I look again at the tracker. 165. The number practically gives me a heart attack. ‘My heart rate was fine until you blocked me in with your car.’
‘I park like that when there are no spaces – lots of people here do that. I’d move it as soon as you asked.’
‘I don’t want to ask. I don’t want to have to search for some arrogant stranger.’
‘Sorry.’ His expression manages to be a smile, an embarrassed grimace and an apology all at once.
‘I don’t want to have to spend time interrupting people – men – during their workouts.’
‘Why men?’ He ducks his head slightly.
‘Because you can bet it’s men who do this, not women. I can just hear myself. Hello. Are you the inconsiderate bastard who blocked me in? No thank you. And then I’d have to plead with him to move as if he were doing me a favour.’ I look behind me, where a handful of men are urging each other on with the weights. ‘What if you were with them? I’d have to deal with all of you.’
‘But I’m not with them.’ The effort of speech doesn’t make him breathe any faster.
‘I want to get away when I want to get away. I don’t want to have to negotiate some kind of treaty to do it.’
Want, want, want. It’s always what you want. Why is what you want the only thing that matters?
Is it really so terrible to want?
George jumps his legs to either side of the treadmill belt so he can hop off before the machine slows and stops. A few seconds later I see him striding towards his car, jumping in, driving away. In five minutes he is back on his treadmill, again gesturing for me to turn down my music so I can hear him.
‘I’d never want to make anybody uncomfortable. I should have thought.’ His balance is perfect, even though he is looking sideways at me. ‘Glad to see your heart rate is calming down.’
I glance at the tracker. Already it has fallen to 145, though I can’t blame George entirely that it rose in the first place. Jane – what Zac did to her – the fact that he is so near – all of this is a big factor in my increased heart rate. George blocking me in was merely the tipping point.
‘Can I buy you a coffee when we’re finished here? To apologise for being such an inconsiderate idiot?’
This is unexpected. ‘I can’t.’
Eliza and Alice will be waiting for me at the little park near the hospital for our early morning date. Eliza has promised to bring flasks of coffee that I am predicting will rival a professional barista’s. I will bring nothing but my suspicion, hidden beneath smiles and the new moves of embryonic friendship.
‘No worries. We’re all busy. I know I am.’ He is running at his steady 12 kilometres per hour and there isn’t a drop of sweat.
Oh?

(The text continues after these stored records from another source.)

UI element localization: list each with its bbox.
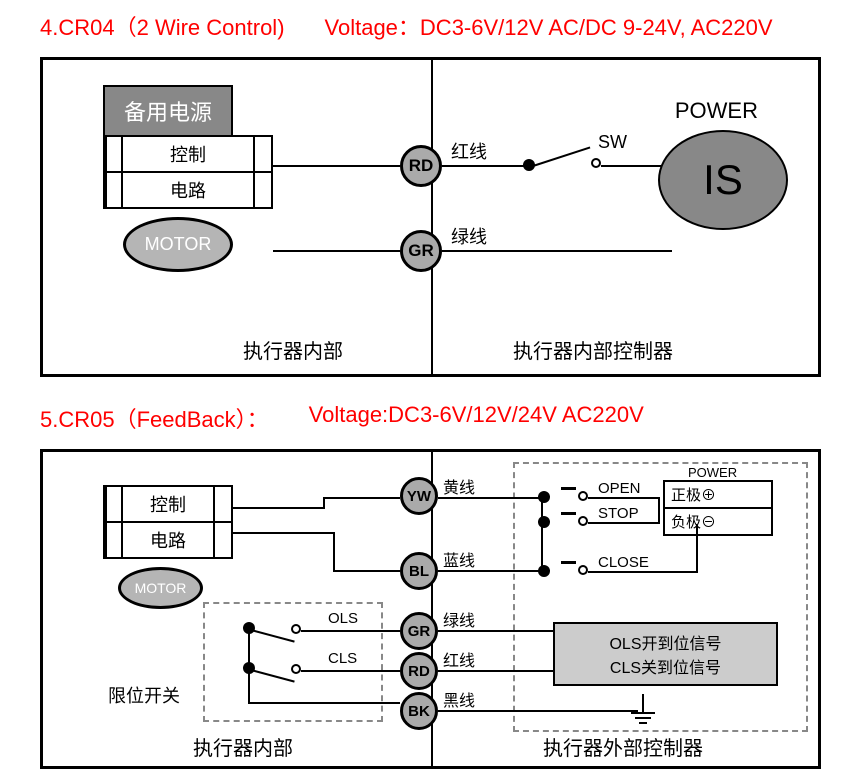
btn-stop-label: STOP — [598, 505, 639, 522]
ground-icon — [631, 694, 655, 724]
caption-left: 执行器内部 — [243, 335, 343, 364]
button-bar — [561, 561, 576, 564]
title-cr04: 4.CR04（2 Wire Control) — [40, 10, 285, 42]
caption-right: 执行器内部控制器 — [513, 335, 673, 364]
title-cr05: 5.CR05（FeedBack）： — [40, 402, 269, 434]
button-bar — [561, 487, 576, 490]
wire — [301, 670, 400, 672]
wire — [233, 507, 325, 509]
wire-label-red: 红线 — [451, 138, 487, 164]
btn-close-label: CLOSE — [598, 554, 649, 571]
caption-left: 执行器内部 — [193, 732, 293, 761]
wire — [333, 570, 400, 572]
motor-icon: MOTOR — [118, 567, 203, 609]
switch-contact — [591, 158, 601, 168]
wire-label-blue: 蓝线 — [443, 547, 475, 571]
sw-label: SW — [598, 132, 627, 153]
power-title: POWER — [688, 465, 737, 480]
terminal-yw: YW — [400, 477, 438, 515]
wire — [658, 497, 660, 524]
ctrl-label-2: 电路 — [123, 523, 213, 557]
limit-switch-label: 限位开关 — [108, 682, 180, 708]
ctrl-label-1: 控制 — [123, 137, 253, 171]
terminal-rd: RD — [400, 145, 442, 187]
switch-contact — [291, 664, 301, 674]
wire — [273, 250, 400, 252]
backup-power-box: 备用电源 — [103, 85, 233, 137]
voltage-cr05: Voltage:DC3-6V/12V/24V AC220V — [309, 402, 644, 434]
terminal-bl: BL — [400, 552, 438, 590]
wire-label-green: 绿线 — [443, 607, 475, 631]
control-circuit-box: 控制 电路 — [103, 135, 273, 209]
power-label: POWER — [675, 98, 758, 124]
wire — [588, 522, 658, 524]
wire — [323, 497, 400, 499]
dot — [538, 565, 550, 577]
dot — [538, 491, 550, 503]
pos-label: 正极⊕ — [671, 484, 716, 505]
diagram-cr04: 备用电源 控制 电路 MOTOR RD 红线 SW GR 绿线 POWER IS… — [40, 57, 821, 377]
power-is: IS — [658, 130, 788, 230]
caption-right: 执行器外部控制器 — [543, 732, 703, 761]
wire-label-yellow: 黄线 — [443, 474, 475, 498]
cls-signal: CLS关到位信号 — [567, 654, 764, 678]
button-open-icon — [578, 491, 588, 501]
motor-icon: MOTOR — [123, 217, 233, 272]
wire — [588, 571, 698, 573]
wire — [248, 632, 250, 704]
wire — [248, 702, 400, 704]
wire-label-black: 黑线 — [443, 687, 475, 711]
terminal-rd: RD — [400, 652, 438, 690]
terminal-gr: GR — [400, 230, 442, 272]
wire — [442, 165, 527, 167]
wire — [233, 532, 335, 534]
diagram-cr05: 控制 电路 MOTOR 限位开关 OLS CLS YW BL GR RD BK … — [40, 449, 821, 769]
motor-assembly: 控制 电路 MOTOR — [103, 487, 233, 609]
ctrl-label-1: 控制 — [123, 487, 213, 521]
wire-label-green: 绿线 — [451, 223, 487, 249]
wire-label-red: 红线 — [443, 647, 475, 671]
switch-sw — [533, 147, 591, 167]
neg-label: 负极⊖ — [671, 511, 716, 532]
motor-assembly: 备用电源 控制 电路 MOTOR — [103, 85, 273, 272]
power-polarity-box: 正极⊕ 负极⊖ — [663, 480, 773, 536]
ctrl-label-2: 电路 — [123, 173, 253, 207]
wire — [301, 630, 400, 632]
switch-contact — [291, 624, 301, 634]
dot — [538, 516, 550, 528]
voltage-cr04: Voltage：DC3-6V/12V AC/DC 9-24V, AC220V — [325, 10, 773, 42]
terminal-gr: GR — [400, 612, 438, 650]
wire — [601, 165, 666, 167]
wire — [273, 165, 400, 167]
button-bar — [561, 512, 576, 515]
ols-label: OLS — [328, 610, 358, 627]
ols-signal: OLS开到位信号 — [567, 630, 764, 654]
wire — [333, 532, 335, 572]
control-circuit-box: 控制 电路 — [103, 485, 233, 559]
cls-label: CLS — [328, 650, 357, 667]
header-cr04: 4.CR04（2 Wire Control) Voltage：DC3-6V/12… — [0, 0, 861, 52]
button-stop-icon — [578, 516, 588, 526]
terminal-bk: BK — [400, 692, 438, 730]
vertical-divider — [431, 60, 433, 374]
wire — [588, 497, 658, 499]
button-close-icon — [578, 565, 588, 575]
header-cr05: 5.CR05（FeedBack）： Voltage:DC3-6V/12V/24V… — [0, 392, 861, 444]
btn-open-label: OPEN — [598, 480, 641, 497]
signal-box: OLS开到位信号 CLS关到位信号 — [553, 622, 778, 686]
wire — [442, 250, 672, 252]
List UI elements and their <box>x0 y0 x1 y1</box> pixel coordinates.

I think. What are you busy at?
My suspicion that George is a spy no longer seems at all ridiculous. In fact, the suspicion has grown so huge that my urge t
o test it is now irresistible. ‘What is it that you do with computers, George? Am I remembering right that it’s something to do with security?’
I have an impression that he wipes away all emotion from his face as if he were erasing a chalkboard with one swipe. His voice goes flat, where before it was expressive. ‘I work with information systems.’
‘Tell me more.’ As soon as the words are out, I remember Maxine using them against me.
He manages a half-smile. ‘It’s boring.’
‘Is it cyber-security?’
‘You could call it that.’
‘Who do you work for?’
‘The civil service.’
‘Ah. You said.’ Of course you did. ‘Can you find stuff out? Find people?’
He taps his mouth with his index finger. ‘Sometimes.’
Workout finished. Congratulations. My treadmill slows, comes to a stop, but the world around me seems to be moving, still, in a funny kind of near-vertigo.
I climb off the treadmill and sling my bag over my shoulder. ‘Can I ask you a favour?’
He raises an eyebrow. ‘I’m intrigued.’
Push, push, push. Test, test, test. What will you do, George? What will you reveal?
‘There’s someone I need information about,’ I say.
‘Mysterious.’ He brings two fingers to his chin. There is more tapping.
‘Exactly. Because I can’t find much.’
‘“Curiouser and curiouser.” Who?’
I reach into my bag for a pen and paper and sketch a bare-bones version of Jane’s family tree. I circle her brother’s name and point. ‘Him.’ I hold the paper in front of George.
He stops his treadmill for a second time, then jumps off and leans against the machine, his arms crossed. ‘Why does he matter to you?’
Because I want to know why Maxine and Martin were talking about him the day Jane was killed.